Он хмыкнул в ответ, зло, встряхнув головой:
- Они не дали бы нам жить спокойно вместе! – он смерил ее долгим взглядом. – Я уехал на время, чтобы они успокоились, чтобы мать с отцом оставили нас в покое, чтобы эта мерзкая Ирина Александровна не пугала милицией. Эта депутатша же ходила ко мне с участковым, с полоумными своими избирателями, которым вешала лапшу на уши и они обвиняли меня во всех смертных грехах. Совратил, только и говорили.
Он усмехнулся.
- Но тебе восемнадцать уже было, и она не знала, как обыграть, а так бы закрыли давно. Денег хотела. И я ей дал денег. Но видимо мало. И родители, словно с ней заодно, лишь бы я сломался и бросил тебя. У них планы на меня грандиозные были – столичный вуз, бизнес…
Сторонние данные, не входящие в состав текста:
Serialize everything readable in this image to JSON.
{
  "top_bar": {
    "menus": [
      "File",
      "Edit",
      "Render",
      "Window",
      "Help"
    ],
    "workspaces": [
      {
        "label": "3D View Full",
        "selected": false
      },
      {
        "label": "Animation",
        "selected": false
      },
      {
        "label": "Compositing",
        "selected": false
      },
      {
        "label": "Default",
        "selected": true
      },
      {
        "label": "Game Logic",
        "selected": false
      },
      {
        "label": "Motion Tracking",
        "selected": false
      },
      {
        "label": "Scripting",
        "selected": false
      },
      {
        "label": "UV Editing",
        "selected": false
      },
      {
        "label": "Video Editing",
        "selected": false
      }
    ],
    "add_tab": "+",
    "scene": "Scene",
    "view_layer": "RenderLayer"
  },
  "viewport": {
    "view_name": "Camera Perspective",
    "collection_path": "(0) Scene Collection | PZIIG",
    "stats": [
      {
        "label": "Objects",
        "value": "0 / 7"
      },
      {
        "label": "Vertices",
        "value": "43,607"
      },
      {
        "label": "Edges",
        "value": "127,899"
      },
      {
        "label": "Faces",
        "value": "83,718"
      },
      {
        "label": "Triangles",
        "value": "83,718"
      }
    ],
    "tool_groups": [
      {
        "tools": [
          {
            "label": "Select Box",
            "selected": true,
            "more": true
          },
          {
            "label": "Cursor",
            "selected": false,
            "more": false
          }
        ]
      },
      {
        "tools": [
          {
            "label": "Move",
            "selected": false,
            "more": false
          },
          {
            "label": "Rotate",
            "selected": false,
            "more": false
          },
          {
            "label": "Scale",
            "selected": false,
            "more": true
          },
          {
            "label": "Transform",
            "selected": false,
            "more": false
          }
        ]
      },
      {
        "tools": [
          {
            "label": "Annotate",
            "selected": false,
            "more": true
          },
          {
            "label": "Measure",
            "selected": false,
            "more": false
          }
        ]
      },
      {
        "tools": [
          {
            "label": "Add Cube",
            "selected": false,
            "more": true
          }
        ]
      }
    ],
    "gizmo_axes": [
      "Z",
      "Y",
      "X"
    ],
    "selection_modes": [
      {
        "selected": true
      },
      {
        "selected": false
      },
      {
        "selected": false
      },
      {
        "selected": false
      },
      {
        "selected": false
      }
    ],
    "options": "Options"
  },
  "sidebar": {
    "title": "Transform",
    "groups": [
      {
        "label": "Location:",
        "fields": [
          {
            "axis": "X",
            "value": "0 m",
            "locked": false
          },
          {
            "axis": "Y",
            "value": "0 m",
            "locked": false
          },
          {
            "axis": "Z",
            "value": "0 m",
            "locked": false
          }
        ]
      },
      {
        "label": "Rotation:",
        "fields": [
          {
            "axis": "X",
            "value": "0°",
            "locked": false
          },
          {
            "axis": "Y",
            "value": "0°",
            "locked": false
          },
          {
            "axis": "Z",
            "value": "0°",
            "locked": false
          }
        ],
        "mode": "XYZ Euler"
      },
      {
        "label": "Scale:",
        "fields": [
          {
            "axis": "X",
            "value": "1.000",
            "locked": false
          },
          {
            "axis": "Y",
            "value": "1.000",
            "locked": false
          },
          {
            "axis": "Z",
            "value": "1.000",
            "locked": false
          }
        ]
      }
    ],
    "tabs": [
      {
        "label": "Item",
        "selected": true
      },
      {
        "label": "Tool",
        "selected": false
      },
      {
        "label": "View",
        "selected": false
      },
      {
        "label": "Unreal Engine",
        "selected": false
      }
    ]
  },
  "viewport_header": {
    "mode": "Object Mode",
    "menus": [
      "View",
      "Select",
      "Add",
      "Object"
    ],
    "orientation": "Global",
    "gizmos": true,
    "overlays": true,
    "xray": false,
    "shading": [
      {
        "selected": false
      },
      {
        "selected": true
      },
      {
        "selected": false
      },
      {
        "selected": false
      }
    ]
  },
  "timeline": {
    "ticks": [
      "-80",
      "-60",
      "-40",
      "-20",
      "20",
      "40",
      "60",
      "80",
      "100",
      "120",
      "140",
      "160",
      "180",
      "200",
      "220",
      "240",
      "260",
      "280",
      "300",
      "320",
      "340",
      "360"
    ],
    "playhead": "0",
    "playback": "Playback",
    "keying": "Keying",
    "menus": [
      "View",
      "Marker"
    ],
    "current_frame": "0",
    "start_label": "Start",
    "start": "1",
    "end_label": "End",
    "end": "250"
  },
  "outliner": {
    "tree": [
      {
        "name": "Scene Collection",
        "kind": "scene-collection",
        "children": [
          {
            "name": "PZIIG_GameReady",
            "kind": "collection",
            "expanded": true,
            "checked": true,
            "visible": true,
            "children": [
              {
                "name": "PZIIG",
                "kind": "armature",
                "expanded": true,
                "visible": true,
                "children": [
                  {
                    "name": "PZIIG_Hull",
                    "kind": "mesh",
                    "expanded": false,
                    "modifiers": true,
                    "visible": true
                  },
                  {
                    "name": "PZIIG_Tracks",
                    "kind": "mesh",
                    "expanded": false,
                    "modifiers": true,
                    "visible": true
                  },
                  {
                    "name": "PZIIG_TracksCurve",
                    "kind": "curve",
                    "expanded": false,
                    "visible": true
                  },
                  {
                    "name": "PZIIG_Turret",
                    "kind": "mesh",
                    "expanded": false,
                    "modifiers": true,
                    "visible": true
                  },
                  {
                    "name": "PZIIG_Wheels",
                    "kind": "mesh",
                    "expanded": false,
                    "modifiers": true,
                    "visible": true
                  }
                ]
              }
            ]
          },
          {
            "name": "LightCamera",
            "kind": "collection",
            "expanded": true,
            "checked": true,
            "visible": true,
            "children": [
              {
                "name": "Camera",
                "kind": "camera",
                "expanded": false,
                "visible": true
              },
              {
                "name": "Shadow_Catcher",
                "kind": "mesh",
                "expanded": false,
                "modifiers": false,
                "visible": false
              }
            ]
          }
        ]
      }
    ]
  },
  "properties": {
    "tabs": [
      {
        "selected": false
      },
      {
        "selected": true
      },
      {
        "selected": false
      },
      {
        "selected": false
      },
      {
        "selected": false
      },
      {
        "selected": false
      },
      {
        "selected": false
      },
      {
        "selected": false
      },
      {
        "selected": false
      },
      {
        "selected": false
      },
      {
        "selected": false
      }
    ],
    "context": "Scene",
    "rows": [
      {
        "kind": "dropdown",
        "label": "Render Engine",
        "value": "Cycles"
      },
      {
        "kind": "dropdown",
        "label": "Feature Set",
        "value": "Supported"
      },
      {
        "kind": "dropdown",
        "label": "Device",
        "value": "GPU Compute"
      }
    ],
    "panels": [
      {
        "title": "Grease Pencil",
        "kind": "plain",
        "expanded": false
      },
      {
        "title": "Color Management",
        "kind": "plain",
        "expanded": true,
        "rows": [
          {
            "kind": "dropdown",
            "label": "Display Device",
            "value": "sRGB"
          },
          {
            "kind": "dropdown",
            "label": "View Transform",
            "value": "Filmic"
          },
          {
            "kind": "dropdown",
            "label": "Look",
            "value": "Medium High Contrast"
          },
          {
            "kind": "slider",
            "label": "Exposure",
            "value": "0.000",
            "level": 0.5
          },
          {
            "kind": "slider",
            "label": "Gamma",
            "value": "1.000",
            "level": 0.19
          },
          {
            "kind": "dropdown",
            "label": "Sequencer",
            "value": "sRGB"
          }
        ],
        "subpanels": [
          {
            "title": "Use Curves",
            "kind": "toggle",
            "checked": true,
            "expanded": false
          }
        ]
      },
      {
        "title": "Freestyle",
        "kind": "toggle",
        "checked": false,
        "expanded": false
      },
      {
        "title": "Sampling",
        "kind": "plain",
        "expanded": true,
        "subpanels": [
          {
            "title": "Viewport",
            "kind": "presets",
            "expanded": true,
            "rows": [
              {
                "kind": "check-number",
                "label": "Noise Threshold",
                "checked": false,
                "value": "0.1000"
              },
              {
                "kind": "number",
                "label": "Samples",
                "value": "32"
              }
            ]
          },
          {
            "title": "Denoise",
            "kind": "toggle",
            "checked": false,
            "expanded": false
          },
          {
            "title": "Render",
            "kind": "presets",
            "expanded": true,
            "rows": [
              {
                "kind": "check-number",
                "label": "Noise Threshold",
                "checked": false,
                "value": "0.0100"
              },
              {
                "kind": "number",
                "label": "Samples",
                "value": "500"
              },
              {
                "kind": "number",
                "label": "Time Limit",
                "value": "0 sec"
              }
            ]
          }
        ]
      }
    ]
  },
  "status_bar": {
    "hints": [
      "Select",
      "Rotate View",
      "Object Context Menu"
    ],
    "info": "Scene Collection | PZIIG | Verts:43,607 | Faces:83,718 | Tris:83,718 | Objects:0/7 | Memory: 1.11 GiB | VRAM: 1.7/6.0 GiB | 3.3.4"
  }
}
Макс хрустнул костяшками пальцев, опуская голову.
- Почему ты не сказал мне об этом сразу? – Маша замерла в сомнении. Снова поверить ему?
- Зачем? Чтобы ты думала, что я трус? Сбежал от тебя, от ответственности за тебя?
Маша отошла от окна, прижалась спиной к стене, подняла голову к потолку.
- Я все равно ведь так и подумала.
Он невольно выдохнул, посмотрел на ее губы, что по-детски надулись от обиды, на тонкую шею, на грудь с торчащими сосками, протянул руку, жадно глотая слюни.
- Ну, теперь-то я рядом. Иди ко мне.
Маша не пошевелилась. Максим усмехнулся, поднялся сам, подошел, заглянул в глаза. Она часто-часто заморгала, прогоняя не прошенные слезы. Его пальцы легли на ее шею, губы в губы – поцелуй чуть грубый, страстный и голодный до головокружения. Она отпрянула, хватая ртом воздух, он ослабил хватку, припал губами к красной от его пальцев шее, обхватил ее бедра. Снова его губы по ее лицу, она закрывает глаза, обхватывая его ногами. Он вжимает ее в стену, дышит горячо, со свистом...
Ее глаза закрыты, тело и душа полны им.